Calif. Woman in Murder-for-Hire Plot of Ex-Husband Collapses as She and Co-Conspirator Are Convicted

 

Calif. Woman in Murder-for-Hire Plot of Ex-Husband Collapses as She and Co-Conspirator Are Convicted
Calif. Woman in Murder-for-Hire Plot of Ex-Husband Collapses as She and Co-Conspirator Are Convicted

A California woman and her gun instructor were found guilty Monday of attempted murder and conspiracy in what authorities said was a murder-for-hire plot gone awry, PEOPLE confirms.

After hearing the verdict of her conviction, Diana Lovejoy, 45, collapsed and had to be taken to a local hospital, the San Diego Union-Tribune reports.

Lovejoy and her co-defendant, Weldon McDavid, 50, were accused of plotting to kill Lovejoy’s now ex-husband, Greg Mulvihill, in September 2016. The former couple had been embroiled in a heated divorce and custody battle.

Lawyers for McDavid and Lovejoy argued during the two-week trial that there was never any plan to kill Mulvihill — despite the fact that McDavid fired several shots at him and hit him in the side with one.

Weldon McDavid
Don Boomer/TNS/ZUMA Wire

Testifying in his own defense, McDavid, a former Marine and weapons expert, argued in a Vista, California, courtroom that if he had intended to kill Mulvihill, he would not have missed.

“I could hit that person – center mass – 100 yards away without any problem,” he testified, according to the Union-Tribune.

Lovejoy, a software technical writer, met McDavid at Iron Sights shooting range in Oceanside, where he worked.

McDavid told the jury that Lovejoy claimed she had been abused and offered him $2,000 to find dirt on Mulvihill.

McDavid said he asked Lovejoy to buy a burner phone, and then, using the burner phone and pretending to be a private investigator, he called Mulvihill and told him he had evidence against him that he was abusive, and that he would leave that evidence on a pole along a dirt path in a specified remote location.

No such evidence existed, but McDavid’s attorney, Ricky Crawford, told the jury that McDavid believed that Mulvihill showed up to the location, it would amount to evidence that Mulvihill “must be guilty” of abuse, which could then be used as evidence against him.

Jason Kovach, who worked with Mulvihill, testified that he tagged along with Mulvihill and went to a dirt road off Avenida Soledad in Carlsbad.

Kovach told the jury that once they arrived at the spot around 11 p.m., they found nothing on the pole where the evidence was supposed to be.
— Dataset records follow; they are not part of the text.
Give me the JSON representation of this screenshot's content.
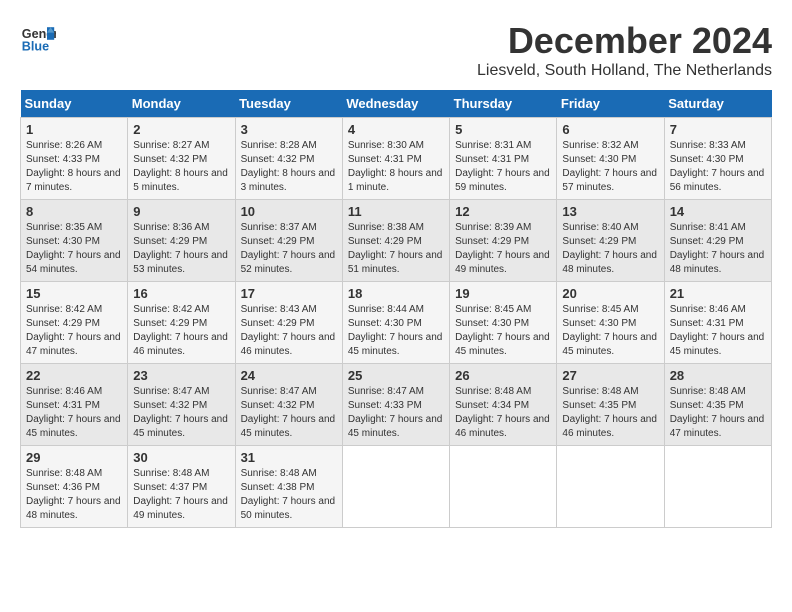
{
  "logo": {
    "line1": "General",
    "line2": "Blue"
  },
  "title": "December 2024",
  "subtitle": "Liesveld, South Holland, The Netherlands",
  "days_of_week": [
    "Sunday",
    "Monday",
    "Tuesday",
    "Wednesday",
    "Thursday",
    "Friday",
    "Saturday"
  ],
  "weeks": [
    [
      {
        "day": "1",
        "sunrise": "8:26 AM",
        "sunset": "4:33 PM",
        "daylight": "8 hours and 7 minutes."
      },
      {
        "day": "2",
        "sunrise": "8:27 AM",
        "sunset": "4:32 PM",
        "daylight": "8 hours and 5 minutes."
      },
      {
        "day": "3",
        "sunrise": "8:28 AM",
        "sunset": "4:32 PM",
        "daylight": "8 hours and 3 minutes."
      },
      {
        "day": "4",
        "sunrise": "8:30 AM",
        "sunset": "4:31 PM",
        "daylight": "8 hours and 1 minute."
      },
      {
        "day": "5",
        "sunrise": "8:31 AM",
        "sunset": "4:31 PM",
        "daylight": "7 hours and 59 minutes."
      },
      {
        "day": "6",
        "sunrise": "8:32 AM",
        "sunset": "4:30 PM",
        "daylight": "7 hours and 57 minutes."
      },
      {
        "day": "7",
        "sunrise": "8:33 AM",
        "sunset": "4:30 PM",
        "daylight": "7 hours and 56 minutes."
      }
    ],
    [
      {
        "day": "8",
        "sunrise": "8:35 AM",
        "sunset": "4:30 PM",
        "daylight": "7 hours and 54 minutes."
      },
      {
        "day": "9",
        "sunrise": "8:36 AM",
        "sunset": "4:29 PM",
        "daylight": "7 hours and 53 minutes."
      },
      {
        "day": "10",
        "sunrise": "8:37 AM",
        "sunset": "4:29 PM",
        "daylight": "7 hours and 52 minutes."
      },
      {
        "day": "11",
        "sunrise": "8:38 AM",
        "sunset": "4:29 PM",
        "daylight": "7 hours and 51 minutes."
      },
      {
        "day": "12",
        "sunrise": "8:39 AM",
        "sunset": "4:29 PM",
        "daylight": "7 hours and 49 minutes."
      },
      {
        "day": "13",
        "sunrise": "8:40 AM",
        "sunset": "4:29 PM",
        "daylight": "7 hours and 48 minutes."
      },
      {
        "day": "14",
        "sunrise": "8:41 AM",
        "sunset": "4:29 PM",
        "daylight": "7 hours and 48 minutes."
      }
    ],
    [
      {
        "day": "15",
        "sunrise": "8:42 AM",
        "sunset": "4:29 PM",
        "daylight": "7 hours and 47 minutes."
      },
      {
        "day": "16",
        "sunrise": "8:42 AM",
        "sunset": "4:29 PM",
        "daylight": "7 hours and 46 minutes."
      },
      {
        "day": "17",
        "sunrise": "8:43 AM",
        "sunset": "4:29 PM",
        "daylight": "7 hours and 46 minutes."
      },
      {
        "day": "18",
        "sunrise": "8:44 AM",
        "sunset": "4:30 PM",
        "daylight": "7 hours and 45 minutes."
      },
      {
        "day": "19",
        "sunrise": "8:45 AM",
        "sunset": "4:30 PM",
        "daylight": "7 hours and 45 minutes."
      },
      {
        "day": "20",
        "sunrise": "8:45 AM",
        "sunset": "4:30 PM",
        "daylight": "7 hours and 45 minutes."
      },
      {
        "day": "21",
        "sunrise": "8:46 AM",
        "sunset": "4:31 PM",
        "daylight": "7 hours and 45 minutes."
      }
    ],
    [
      {
        "day": "22",
        "sunrise": "8:46 AM",
        "sunset": "4:31 PM",
        "daylight": "7 hours and 45 minutes."
      },
      {
        "day": "23",
        "sunrise": "8:47 AM",
        "sunset": "4:32 PM",
        "daylight": "7 hours and 45 minutes."
      },
      {
        "day": "24",
        "sunrise": "8:47 AM",
        "sunset": "4:32 PM",
        "daylight": "7 hours and 45 minutes."
      },
      {
        "day": "25",
        "sunrise": "8:47 AM",
        "sunset": "4:33 PM",
        "daylight": "7 hours and 45 minutes."
      },
      {
        "day": "26",
        "sunrise": "8:48 AM",
        "sunset": "4:34 PM",
        "daylight": "7 hours and 46 minutes."
      },
      {
        "day": "27",
        "sunrise": "8:48 AM",
        "sunset": "4:35 PM",
        "daylight": "7 hours and 46 minutes."
      },
      {
        "day": "28",
        "sunrise": "8:48 AM",
        "sunset": "4:35 PM",
        "daylight": "7 hours and 47 minutes."
      }
    ],
    [
      {
        "day": "29",
        "sunrise": "8:48 AM",
        "sunset": "4:36 PM",
        "daylight": "7 hours and 48 minutes."
      },
      {
        "day": "30",
        "sunrise": "8:48 AM",
        "sunset": "4:37 PM",
        "daylight": "7 hours and 49 minutes."
      },
      {
        "day": "31",
        "sunrise": "8:48 AM",
        "sunset": "4:38 PM",
        "daylight": "7 hours and 50 minutes."
      },
      null,
      null,
      null,
      null
    ]
  ],
  "labels": {
    "sunrise": "Sunrise:",
    "sunset": "Sunset:",
    "daylight": "Daylight:"
  }
}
Instead, Kovach said, the two friends saw a man in camouflage gear armed with a long gun lying in the bushes about 60 feet away.

He said the sniper then started shooting.

“I ran as fast as I could down that path,” Kovach testified.

McDavid claimed during testimony that he fired at the flashlight Mulvihill was carrying when he heard one of the two men yell “gun,” hitting him in the side. But McDavid said he did not intend to hit him. McDavid said he fired six more shots over the heads of the two fleeing men.

Lovejoy faces 25 years with a maximum of life in prison, according to the Los Angeles Times. McDavid, as the triggerman, faces 50 years to life in prison. Sentencing is scheduled for Dec. 12.